Yuan Jun: After these years of development, emerging markets have been mature and developed too much compared to the 2008 financial crisis, or in the era of Internet bubbles in 2001.

For example, the Asian financial crisis in 1997 was more impactful to our country and the global financial crisis in 2008. However, the economic volume of China at that time, and even the entire Asian economic volume was much smaller than now, and the ability to afford external risks was relatively weak. In addition, at that time, Asian countries were basically an export -oriented economy, mainly exports, so when the global financial crisis broke out, foreign demand was greatly impacted, which had a great impact on these credit market countries.

But now it is very different. The trade and economic development in Asia has enriched a lot, and the foreign exchange reserves accumulated by any country are enough to cope with a considerable external impact. In addition, in emerging market countries, there are one type of countries with commodity resources, such as Brazil and Chile, which are actually benefited. In the past, the US interest rate hike was first impacted by Latin America. These countries will soon enter the process of debt collapse, and it will overflow to other emerging markets. However, this time, resources such as Brazil have benefited more, including Russia's economic collapse as well as the forecast of the outside world. The price of high oil and gas resources has expanded Russia's exports and obtained a lot of benefits. Good than expected. These are where emerging market countries are more dominant now. So simply speaking, commodity resources countries have some export advantages. In addition, countries with relatively mature economic growth, such as Asian countries led by China, have strong anti -risk capabilities. Therefore, at least in the first half of the year, the performance of emerging market countries is far better than developed countries at some stage.

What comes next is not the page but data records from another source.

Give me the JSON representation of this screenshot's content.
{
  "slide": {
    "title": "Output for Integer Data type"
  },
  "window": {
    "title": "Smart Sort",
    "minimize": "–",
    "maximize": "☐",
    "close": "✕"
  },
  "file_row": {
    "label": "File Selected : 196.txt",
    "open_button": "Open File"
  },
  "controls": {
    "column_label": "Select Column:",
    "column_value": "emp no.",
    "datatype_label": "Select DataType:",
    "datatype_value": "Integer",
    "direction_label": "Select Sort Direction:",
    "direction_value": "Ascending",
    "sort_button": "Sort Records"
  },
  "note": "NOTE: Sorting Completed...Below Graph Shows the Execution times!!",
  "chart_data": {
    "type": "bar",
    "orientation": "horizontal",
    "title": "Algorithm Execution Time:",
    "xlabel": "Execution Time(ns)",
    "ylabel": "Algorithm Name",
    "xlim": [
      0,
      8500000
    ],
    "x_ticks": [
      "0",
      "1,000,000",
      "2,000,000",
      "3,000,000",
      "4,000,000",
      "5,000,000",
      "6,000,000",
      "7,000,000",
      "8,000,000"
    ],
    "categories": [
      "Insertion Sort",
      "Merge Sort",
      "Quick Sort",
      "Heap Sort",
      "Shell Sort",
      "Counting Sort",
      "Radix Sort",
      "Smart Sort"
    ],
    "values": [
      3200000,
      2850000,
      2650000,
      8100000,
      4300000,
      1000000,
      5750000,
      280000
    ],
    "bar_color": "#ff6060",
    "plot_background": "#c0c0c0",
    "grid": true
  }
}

Debt issues are also a general concern for everyone. In emerging market countries with high foreign debt levels, such as Latin American countries, they basically depend on the leverage brought by the United States. Asian countries, such as Indonesia, India, and the Philippines have been impacted by the deterioration of external financing environment, Thailand's tourism industry is also serious. Therefore, relatively speaking, the depreciation of foreign exchange in these countries is relatively large. However, other countries, such as China, our export industry is very strong, and also gives us a great confidence to resist the impact of global interest rate hikes. Our monetary policy has also maintained independence.

(The market is risky, and investment needs to be cautious. The opinions of the guests on this show only represent their own opinions.)